Can long term capital loss be squared off by salary income

695 views 5 replies

Hi All,

I have recently sold my flat(Oct 2014) purchased in Dec 2006 (downpayment mode through loan) costing Rs3050000/- and spent another Rs. 5.5 lakhs in final 5 % + registraction charges in Aug 2013. Total cost comes to 36 lakhs

Selling price was 57.85 lakhs with additional brokrage of 57850.

If I calculate capital gains its coming around 13.38 lakhs based on indexed purchase price 71.81 lakhs, capital gains is coming around negative 13.38 lakhs.

1. My question is is negative capital gain i.e., long term capital loss can be adjusted against income head Salary for current financial year during income tax returns.

2. TDS is calculated around 57.85 lakhs, how to claim TDS amount during returns filing.

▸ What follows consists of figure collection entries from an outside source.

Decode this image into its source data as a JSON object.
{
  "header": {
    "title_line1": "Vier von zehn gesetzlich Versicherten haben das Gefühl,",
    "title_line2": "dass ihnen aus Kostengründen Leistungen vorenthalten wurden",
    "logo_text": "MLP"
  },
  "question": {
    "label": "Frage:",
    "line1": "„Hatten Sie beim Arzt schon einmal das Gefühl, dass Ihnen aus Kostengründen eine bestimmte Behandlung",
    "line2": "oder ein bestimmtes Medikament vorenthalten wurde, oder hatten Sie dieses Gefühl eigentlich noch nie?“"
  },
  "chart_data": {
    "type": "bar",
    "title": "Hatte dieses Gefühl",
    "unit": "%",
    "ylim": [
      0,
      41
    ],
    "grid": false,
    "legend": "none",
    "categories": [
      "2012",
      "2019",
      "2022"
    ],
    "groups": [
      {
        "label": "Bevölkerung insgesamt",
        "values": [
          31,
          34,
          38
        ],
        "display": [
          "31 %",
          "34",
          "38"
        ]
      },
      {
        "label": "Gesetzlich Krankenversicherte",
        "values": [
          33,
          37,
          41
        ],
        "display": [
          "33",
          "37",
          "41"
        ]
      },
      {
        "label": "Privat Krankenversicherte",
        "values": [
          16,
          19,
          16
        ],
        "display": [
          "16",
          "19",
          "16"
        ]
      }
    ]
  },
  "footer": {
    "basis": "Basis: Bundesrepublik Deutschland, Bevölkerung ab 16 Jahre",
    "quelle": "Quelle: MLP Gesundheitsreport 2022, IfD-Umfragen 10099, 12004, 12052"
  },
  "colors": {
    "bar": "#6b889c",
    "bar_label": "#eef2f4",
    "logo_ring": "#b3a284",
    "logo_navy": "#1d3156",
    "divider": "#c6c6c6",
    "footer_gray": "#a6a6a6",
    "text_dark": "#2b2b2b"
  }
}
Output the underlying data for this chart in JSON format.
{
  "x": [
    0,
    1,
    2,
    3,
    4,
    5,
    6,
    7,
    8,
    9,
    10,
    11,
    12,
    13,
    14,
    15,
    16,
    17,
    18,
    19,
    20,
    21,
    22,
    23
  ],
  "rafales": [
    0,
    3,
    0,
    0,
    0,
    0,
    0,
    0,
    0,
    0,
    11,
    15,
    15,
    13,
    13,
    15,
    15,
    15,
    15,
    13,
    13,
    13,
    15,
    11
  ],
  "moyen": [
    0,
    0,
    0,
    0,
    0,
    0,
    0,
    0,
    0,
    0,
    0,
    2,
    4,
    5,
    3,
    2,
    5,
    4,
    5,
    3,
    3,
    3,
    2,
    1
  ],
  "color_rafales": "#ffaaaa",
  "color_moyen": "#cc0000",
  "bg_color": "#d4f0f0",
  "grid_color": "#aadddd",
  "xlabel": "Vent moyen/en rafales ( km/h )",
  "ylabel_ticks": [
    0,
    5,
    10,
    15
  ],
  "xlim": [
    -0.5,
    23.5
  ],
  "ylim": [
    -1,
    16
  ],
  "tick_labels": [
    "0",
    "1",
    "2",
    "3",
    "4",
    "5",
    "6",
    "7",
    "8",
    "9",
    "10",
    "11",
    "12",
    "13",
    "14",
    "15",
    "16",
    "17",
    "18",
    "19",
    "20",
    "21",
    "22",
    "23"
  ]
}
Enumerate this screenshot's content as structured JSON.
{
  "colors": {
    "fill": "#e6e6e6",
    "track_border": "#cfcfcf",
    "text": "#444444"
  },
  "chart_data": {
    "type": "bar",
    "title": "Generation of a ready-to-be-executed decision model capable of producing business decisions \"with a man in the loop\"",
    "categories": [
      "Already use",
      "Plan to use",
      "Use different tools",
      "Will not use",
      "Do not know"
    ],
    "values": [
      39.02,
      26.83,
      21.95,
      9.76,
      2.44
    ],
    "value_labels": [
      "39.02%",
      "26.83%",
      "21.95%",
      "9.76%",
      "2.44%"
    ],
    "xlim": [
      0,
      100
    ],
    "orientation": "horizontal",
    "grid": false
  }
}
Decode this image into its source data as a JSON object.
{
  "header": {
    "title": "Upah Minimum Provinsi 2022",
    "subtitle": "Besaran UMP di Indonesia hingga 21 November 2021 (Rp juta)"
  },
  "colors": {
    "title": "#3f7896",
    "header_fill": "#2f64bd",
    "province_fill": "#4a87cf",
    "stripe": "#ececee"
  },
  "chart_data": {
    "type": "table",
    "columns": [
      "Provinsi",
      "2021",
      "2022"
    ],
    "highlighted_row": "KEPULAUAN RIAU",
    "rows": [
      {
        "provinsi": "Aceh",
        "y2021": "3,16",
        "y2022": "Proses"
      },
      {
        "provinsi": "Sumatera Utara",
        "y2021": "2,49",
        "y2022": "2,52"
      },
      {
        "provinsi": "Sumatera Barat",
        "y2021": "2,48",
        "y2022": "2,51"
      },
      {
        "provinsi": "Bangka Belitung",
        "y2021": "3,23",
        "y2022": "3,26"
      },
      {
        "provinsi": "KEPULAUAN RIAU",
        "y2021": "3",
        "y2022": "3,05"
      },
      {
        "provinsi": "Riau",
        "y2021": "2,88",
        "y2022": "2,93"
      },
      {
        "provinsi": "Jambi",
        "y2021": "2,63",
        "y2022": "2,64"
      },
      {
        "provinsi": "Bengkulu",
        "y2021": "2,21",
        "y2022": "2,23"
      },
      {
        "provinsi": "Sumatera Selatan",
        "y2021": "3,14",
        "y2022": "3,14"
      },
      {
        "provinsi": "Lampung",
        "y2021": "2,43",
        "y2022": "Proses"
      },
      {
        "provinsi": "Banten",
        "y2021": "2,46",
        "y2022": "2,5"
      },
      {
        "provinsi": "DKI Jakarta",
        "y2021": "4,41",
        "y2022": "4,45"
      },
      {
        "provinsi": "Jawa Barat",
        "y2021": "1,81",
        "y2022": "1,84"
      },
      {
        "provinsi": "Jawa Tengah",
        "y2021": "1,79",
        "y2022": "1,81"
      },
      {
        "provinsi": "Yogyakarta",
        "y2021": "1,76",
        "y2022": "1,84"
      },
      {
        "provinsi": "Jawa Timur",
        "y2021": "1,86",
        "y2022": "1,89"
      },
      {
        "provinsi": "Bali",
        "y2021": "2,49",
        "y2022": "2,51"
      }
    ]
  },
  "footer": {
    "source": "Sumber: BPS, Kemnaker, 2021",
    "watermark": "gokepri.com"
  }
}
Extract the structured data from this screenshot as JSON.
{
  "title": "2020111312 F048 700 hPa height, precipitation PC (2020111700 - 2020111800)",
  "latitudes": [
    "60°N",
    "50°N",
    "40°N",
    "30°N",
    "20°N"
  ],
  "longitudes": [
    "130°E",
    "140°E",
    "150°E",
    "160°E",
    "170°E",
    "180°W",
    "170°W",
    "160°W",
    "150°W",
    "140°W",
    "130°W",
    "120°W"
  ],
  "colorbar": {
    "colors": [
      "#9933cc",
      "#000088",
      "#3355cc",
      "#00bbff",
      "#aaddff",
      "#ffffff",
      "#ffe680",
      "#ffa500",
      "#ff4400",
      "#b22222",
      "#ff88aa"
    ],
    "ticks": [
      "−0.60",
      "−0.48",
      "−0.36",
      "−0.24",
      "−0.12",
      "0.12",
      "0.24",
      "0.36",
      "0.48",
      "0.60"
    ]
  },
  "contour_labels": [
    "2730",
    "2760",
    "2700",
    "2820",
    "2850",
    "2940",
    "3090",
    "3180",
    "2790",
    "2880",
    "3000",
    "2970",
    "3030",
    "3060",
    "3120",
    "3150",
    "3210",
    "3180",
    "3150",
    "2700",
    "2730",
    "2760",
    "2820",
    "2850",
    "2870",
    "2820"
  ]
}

I am not from acconting / taxation backgrounds so reaching out to you gurus.

Regards,

Sanjeev Kumar

Replies (5)
Long term capital loss cant be adjusted with salary income.. It can be carried forward upto 8 years...
And tds can be checked from 26AS from income tax site.. It shall be there nd take input accordingly ..

Thanks for reply but my question on TDS was how to claim.. I can see the TDS in form 26 AS but how should this need to claim during ITR filing.

Sanjeev

Dear Sanjeev Kumar,

As per Section 71 of Income Tax Act, 1961 Loss under one haed of income can be set-off against income assessable under any other head of income. However exception to this rule is that loss under the head Capital Gains cannot be set off against income under any other head.

i) It means that Long Term Capital Gains cannot be set-off against Salary income since Salary income is chargeable under haed Income from Salary.

ii) Since the TDS has been deducted under section 194(IA) you can claim the TDS in your return of Income Tax as you are claimming the TDS for your Salary and other income as usual. In case Total Tax Payable by you is less that the total TDS deducted from anyone refund will be granted by the Income Tax Department.

Regards

 

Rohit Gupta

 

RHT1203 @ GMAIL.COM
 

One more thing you need to consider is the stamp duty of the property you have sold if it is lower than you cosideration then it is ok otherwise the capital gain / loss will be calculated on Stamp duty value.